Florence Fletcher is making me a couple of skirts and a dress and I have enough waists and underclothes. You know things mildew down there so I’m taking only just what I need and no more. I’ll have to hang everything that I possess in the sun every week so I won’t want a couple of trunks full of things. Picture me dressed in white every day, just like a real lady. When my corset covers wear out (I have 6 good ones) you can make me some more.

Now don’t worry about me. I’ll get some fish berries and flush and won’t even be sea sick. God will lead me there safely or he never would have called me to go so you just rest easy in the Lord because that is all there is to do.

The night before she departed from San Francisco:

My war stamps will bring me $42.90. I had to wait 10 days so they (post office) are going to send me the money. My ticket will be $114. The fare is $152 with a 25% discount for missionaries. So you see I have plenty of money…. Sent my trunk to-day and to-morrow a.m. Sat. I go up to the city on the 7.20 train. I’m taking my rattan suit case and then 3 suit boxes done up in heavy paper with a shawl strap. Have practically all of my clothes with me.

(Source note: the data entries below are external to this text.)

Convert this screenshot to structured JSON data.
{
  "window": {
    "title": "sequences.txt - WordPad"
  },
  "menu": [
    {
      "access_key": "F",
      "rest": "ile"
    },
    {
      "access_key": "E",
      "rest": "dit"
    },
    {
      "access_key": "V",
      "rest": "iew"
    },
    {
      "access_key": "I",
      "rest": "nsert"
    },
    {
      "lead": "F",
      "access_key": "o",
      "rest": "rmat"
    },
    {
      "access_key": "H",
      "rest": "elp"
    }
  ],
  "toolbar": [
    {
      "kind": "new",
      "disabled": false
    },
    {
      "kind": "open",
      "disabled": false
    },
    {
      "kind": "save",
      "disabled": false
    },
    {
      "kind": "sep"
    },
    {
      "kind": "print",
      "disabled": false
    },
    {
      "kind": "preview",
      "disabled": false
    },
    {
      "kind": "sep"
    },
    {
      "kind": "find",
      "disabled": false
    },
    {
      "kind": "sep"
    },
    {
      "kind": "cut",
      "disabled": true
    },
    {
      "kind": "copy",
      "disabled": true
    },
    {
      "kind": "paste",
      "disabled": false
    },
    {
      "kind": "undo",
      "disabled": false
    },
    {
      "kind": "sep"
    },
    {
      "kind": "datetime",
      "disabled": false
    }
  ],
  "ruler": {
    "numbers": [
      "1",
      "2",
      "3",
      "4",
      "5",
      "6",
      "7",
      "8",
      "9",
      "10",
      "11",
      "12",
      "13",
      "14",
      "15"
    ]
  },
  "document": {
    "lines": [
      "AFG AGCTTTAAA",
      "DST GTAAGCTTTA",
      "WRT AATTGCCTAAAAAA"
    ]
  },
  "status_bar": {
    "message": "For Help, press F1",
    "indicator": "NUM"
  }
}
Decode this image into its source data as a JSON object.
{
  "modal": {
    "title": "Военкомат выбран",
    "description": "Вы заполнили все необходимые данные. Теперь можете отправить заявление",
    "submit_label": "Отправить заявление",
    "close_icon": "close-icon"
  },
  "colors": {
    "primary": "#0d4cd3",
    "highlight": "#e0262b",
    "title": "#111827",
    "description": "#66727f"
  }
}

She makes me laugh out loud, the funny way she relates her responses to the people and culture she encounters. And I admit that some of my laughter is over her less-than-charitable opinions which I would be unkind to publish. But here’s a fairly innocent clip from Panama, less than a month after she’d left home:

I’m sick of cockroaches but I do have many in my room. But ants and cockroaches have complete possession of our kitchen. Our girl is so shiftless and it doesn’t seem to be any body’s business to make her clean up.

There is no such thing as wall paper here. It wouldn’t stay on the walls – too damp – Nearly all the houses are ceiled, sides and all and painted in a most hideous shade of bluish pea green. The kind that makes you crazy. They are strong on red too. You’d think it would make them hot to look at it.

I like the spirit of someone who writes things like, “Don’t worry about me because you know I’m always happy anywhere and I sleep and eat like a brick, as per usual.” So I’ll likely have more expressions of her verve to pass on as I go along with Ida on her South American adventure.